Depois de ter sofrido alguns reveses e algumas contrariedades em razão de sins que eu disse a fulano, a beltrano e a sicrano, eu passei a dizer não com uma facilidade impressionante – e sem nenhum peso na consciência, que é outro fardo indesejável do qual devemos sempre abrir mão. Um dos exercícios que eu venho praticando para o meu bem viver consiste em barrar logo e de imediato qualquer tentativa de fulano, beltrano e sicrano se aproveitarem da minha bondade. Decerto que não se pode acertar todas; mas penso que eu tenho me poupado  de constrangimentos e de aborrecimentos; e isso me deixa aliviado. Não tenho dito mais frequentemente: “Eu vou pensar no seu caso”. Julgo-me hoje com um grau de discernimento que me permite dizer logo no ato da indagação a resposta para o pedido. Por experiência própria eu sei que adiar decisões simples acaba também sendo estressante.

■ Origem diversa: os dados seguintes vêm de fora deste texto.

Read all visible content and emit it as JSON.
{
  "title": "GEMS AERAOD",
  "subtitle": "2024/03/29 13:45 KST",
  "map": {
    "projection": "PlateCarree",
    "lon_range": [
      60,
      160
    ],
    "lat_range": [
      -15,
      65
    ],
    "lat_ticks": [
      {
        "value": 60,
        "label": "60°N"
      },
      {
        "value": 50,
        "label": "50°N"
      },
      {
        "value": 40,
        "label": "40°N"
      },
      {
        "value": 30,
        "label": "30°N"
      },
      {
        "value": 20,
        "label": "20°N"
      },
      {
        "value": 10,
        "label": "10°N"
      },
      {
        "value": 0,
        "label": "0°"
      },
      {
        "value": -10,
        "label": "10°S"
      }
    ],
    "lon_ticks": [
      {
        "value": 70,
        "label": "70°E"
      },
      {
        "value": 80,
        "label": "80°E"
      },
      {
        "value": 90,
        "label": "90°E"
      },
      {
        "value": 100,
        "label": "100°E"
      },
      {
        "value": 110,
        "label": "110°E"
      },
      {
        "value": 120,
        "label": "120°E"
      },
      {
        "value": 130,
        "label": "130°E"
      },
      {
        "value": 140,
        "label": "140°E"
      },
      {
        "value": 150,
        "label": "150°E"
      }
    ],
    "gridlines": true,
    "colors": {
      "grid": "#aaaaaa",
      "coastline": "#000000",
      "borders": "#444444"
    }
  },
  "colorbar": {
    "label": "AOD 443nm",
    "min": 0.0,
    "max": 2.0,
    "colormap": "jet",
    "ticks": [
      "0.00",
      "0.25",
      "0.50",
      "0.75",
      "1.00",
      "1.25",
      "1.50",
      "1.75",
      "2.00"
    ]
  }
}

Quanto a isso a vida me ensinou a manter uma postura firme. A um sujeito que teve a petulância de novamente me pedir dinheiro emprestado eu disse: “Não, porque você já me deu um calote e perdeu a minha confiança”. A um outro que queria passar uns dias com um dos meus livros eu disse: Não, porque eu zelo bastante por eles e vejo o quanto que você é relaxado no cuidado para com os seus”. Eu procuro não deixar as coisas no ar e sem clareza. Dias atrás eu disse um sim acompanhado por estes termos: “Eu vou fazer isso por você, mas, desde já, fique ciente de que eu não sou de relevar deslizes e, muito menos, de dar segundas chances. Então, trate de ser correto comigo, como eu tenho sido com você”. E ponto.

Eu já disse não à vergonha pelos fracassos. Eu já disse não aos estereótipos. Eu já disse não ao politicamente correto. Eu já disse não à opressão sexual. Eu já disse não às lições de moral. Eu já disse não aos disfarces. Eu já disse não à paternidade – à minha e à do meu pai. Eu já disse não à timidez. Eu já disse não à indiferença. Eu já disse não à intimidação. Eu já disse não à hipocrisia. Eu já disse não a tentativas de chantagem. Eu já disse não à infelicidade. Eu já disse não ao preconceito. Eu já disse não ao patrulhamento. Eu já disse não à clandestinidade. Eu já disse não a alcoviteiros de plantão. Eu já disse não a propostas de sociedade em negócios – escusos ou não. Eu já disse não à insatisfação. Eu já disse não aos que me foram desleais. Eu já disse não aos pensamentos de destruição. Eu já disse não a falsas amizades. Eu já disse não à covardia. Eu já disse não a aproveitadores. Eu já disse não a quem dizia querer me abrigar em seu coração mas que tinha medo de ser o que era...

A propósito eu conversava com o meu amigo Josenildo Ferreira, o homem mais bem disposto a amar que eu conheço, e ele me disse assim: “Sierra, eu acredito que a minha dificuldade em dizer não às pessoas seja devido ao meu histórico de abandono. No meu íntimo, eu penso que se eu disser não, as pessoas vão me abandonar”. Ouvindo isso eu também lhe dei um testemunho: “Pois comigo, Ferreira, se dá justamente o contrário. Eu digo não para que coisas ruins que aconteceram na minha vida não tornem a se repetir, inclusive o abandono”.